Quelle est votre position sur les prochaines élections au Sénégal et quelles sont selon vous les chances de Tamba d’être réellement prise en compte par le pouvoir qui sera mis en place par les urnes?

Notre souhait est que les élections soient transparentes, démocratiques et apaisées. Pour cela, il faudra que cesse premièrement l’intimidation politique exercée à l’endroit des leaders de l’opposition en particulier à l’égard d’Idrissa Seck, considéré comme le principal challenger du Président Wade. Rien ne sert d’activer les démons de la violence, le dernier mot revient au peuple qui décidera en toute liberté à qui confier sa destinée pour les cinq prochaines années. Globalement le bilan de Wade est positif mais il est déséquilibré. Pour le prochain quinquennat, nous souhaitons que la ségrégation territoriale soit abolie et que les violations des droits de l’homme cessent. Ceci passe par une meilleure prise en charge des régions périphériques et une indépendance réelle de l’institution judiciaire.

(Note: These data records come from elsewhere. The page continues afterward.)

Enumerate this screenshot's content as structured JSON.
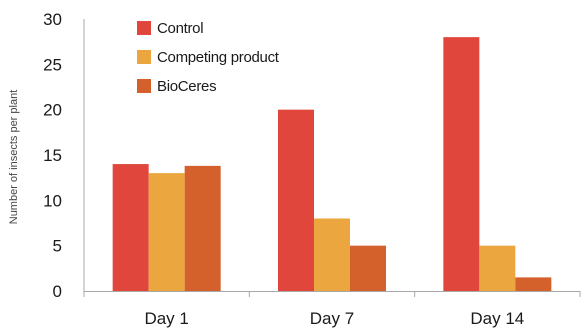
{
  "chart_data": {
    "type": "bar",
    "title": "",
    "xlabel": "",
    "ylabel": "Number of insects per plant",
    "categories": [
      "Day 1",
      "Day 7",
      "Day 14"
    ],
    "ylim": [
      0,
      30
    ],
    "yticks": [
      0,
      5,
      10,
      15,
      20,
      25,
      30
    ],
    "grid": false,
    "legend_position": "top-left",
    "series": [
      {
        "name": "Control",
        "color": "#e0463c",
        "values": [
          14,
          20,
          28
        ]
      },
      {
        "name": "Competing product",
        "color": "#eca63f",
        "values": [
          13,
          8,
          5
        ]
      },
      {
        "name": "BioCeres",
        "color": "#d4602b",
        "values": [
          13.8,
          5,
          1.5
        ]
      }
    ]
  }
}
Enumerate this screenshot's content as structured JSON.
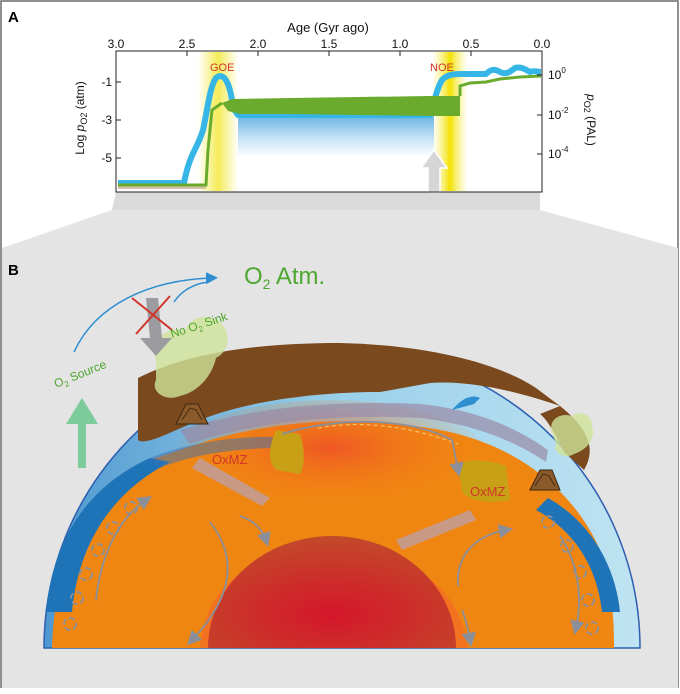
{
  "panel_a": {
    "label": "A",
    "x_axis_title": "Age (Gyr ago)",
    "x_ticks": [
      "3.0",
      "2.5",
      "2.0",
      "1.5",
      "1.0",
      "0.5",
      "0.0"
    ],
    "y_left_label_prefix": "Log ",
    "y_left_label_p": "p",
    "y_left_label_sub": "O2",
    "y_left_label_suffix": " (atm)",
    "y_left_ticks": [
      "-1",
      "-3",
      "-5"
    ],
    "y_right_label_p": "p",
    "y_right_label_sub": "O2",
    "y_right_label_suffix": " (PAL)",
    "y_right_ticks": [
      {
        "base": "10",
        "exp": "0"
      },
      {
        "base": "10",
        "exp": "-2"
      },
      {
        "base": "10",
        "exp": "-4"
      }
    ],
    "goe_label": "GOE",
    "noe_label": "NOE",
    "colors": {
      "blue_curve": "#36b6e6",
      "green_curve": "#6aab2e",
      "event_band": "#f4ec58",
      "event_text": "#d1342a"
    }
  },
  "panel_b": {
    "label": "B",
    "o2_atm_main": "O",
    "o2_atm_sub": "2",
    "o2_atm_suffix": " Atm.",
    "o2_source_main": "O",
    "o2_source_sub": "2",
    "o2_source_suffix": " Source",
    "no_sink_prefix": "No O",
    "no_sink_sub": "2",
    "no_sink_suffix": " Sink",
    "oxmz_left": "OxMZ",
    "oxmz_right": "OxMZ",
    "colors": {
      "mantle": "#f08612",
      "core": "#cc1f2c",
      "crust": "#7a4a1e",
      "ocean": "#8fcbe6",
      "slab": "#1f74b8",
      "green_label": "#4ea72e",
      "red_label": "#d1342a",
      "background": "#e4e4e4"
    }
  }
}
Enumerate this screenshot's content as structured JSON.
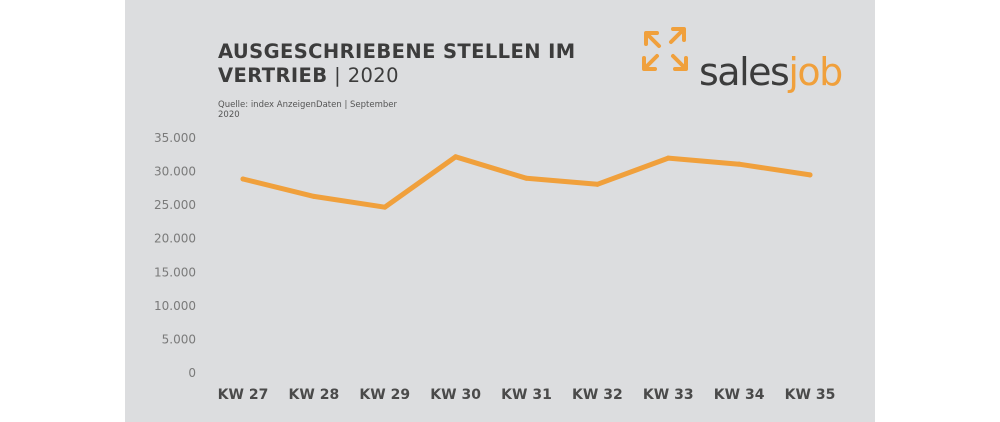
{
  "header": {
    "title_bold_1": "AUSGESCHRIEBENE STELLEN IM",
    "title_bold_2": "VERTRIEB",
    "title_separator": " | ",
    "title_year": "2020",
    "source": "Quelle: index AnzeigenDaten | September 2020"
  },
  "logo": {
    "text_main": "sales",
    "text_accent": "job",
    "accent_color": "#f0a03c"
  },
  "colors": {
    "line": "#f0a03c",
    "panel": "#dcdddf",
    "axis_text": "#7a7a7a",
    "category_text": "#4a4a4a"
  },
  "chart_data": {
    "type": "line",
    "categories": [
      "KW 27",
      "KW 28",
      "KW 29",
      "KW 30",
      "KW 31",
      "KW 32",
      "KW 33",
      "KW 34",
      "KW 35"
    ],
    "values": [
      28900,
      26300,
      24700,
      32200,
      29000,
      28100,
      32000,
      31100,
      29500
    ],
    "ylim": [
      0,
      35000
    ],
    "yticks": [
      0,
      5000,
      10000,
      15000,
      20000,
      25000,
      30000,
      35000
    ],
    "ytick_labels": [
      "0",
      "5.000",
      "10.000",
      "15.000",
      "20.000",
      "25.000",
      "30.000",
      "35.000"
    ],
    "grid": false,
    "legend": "none"
  }
}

Ce qui permettra de renforcer le développement et la démocratie dans notre pays. En ce qui concerne les intérêts de Tamba, la balle est dans le camp des Tambacoundois et des Tambacoundoises mais aussi et surtout, elle est entre les mains des représentants locaux des partis politiques qui ont la lourde charge de désigner, en accord avec les militants et les directions de partis, les futurs élus locaux et nos représentants au parlement et au Haut Conseil de la République. Quant à l’élection présidentielle, elle est la rencontre d’un homme avec le peuple. Ce sera donc sa personnalité et son programme qui décideront de l’adhésion ou non du peuple à son projet de société. La prise en compte des intérêts de Tamba passe inéluctablement par un changement de posture et de vision : il nous faut changer d’attitude vis-à-vis de nous-mêmes et vis-à-vis de ceux qui convoitent nos suffrages électoraux. Si nous voulons le développement de Tamba, mettons en avant dans le choix de nos représentants, au niveau local et national, les critères de compétence, d’honnêteté et d’engagement à servir les intérêts de Tamba et du Sénégal.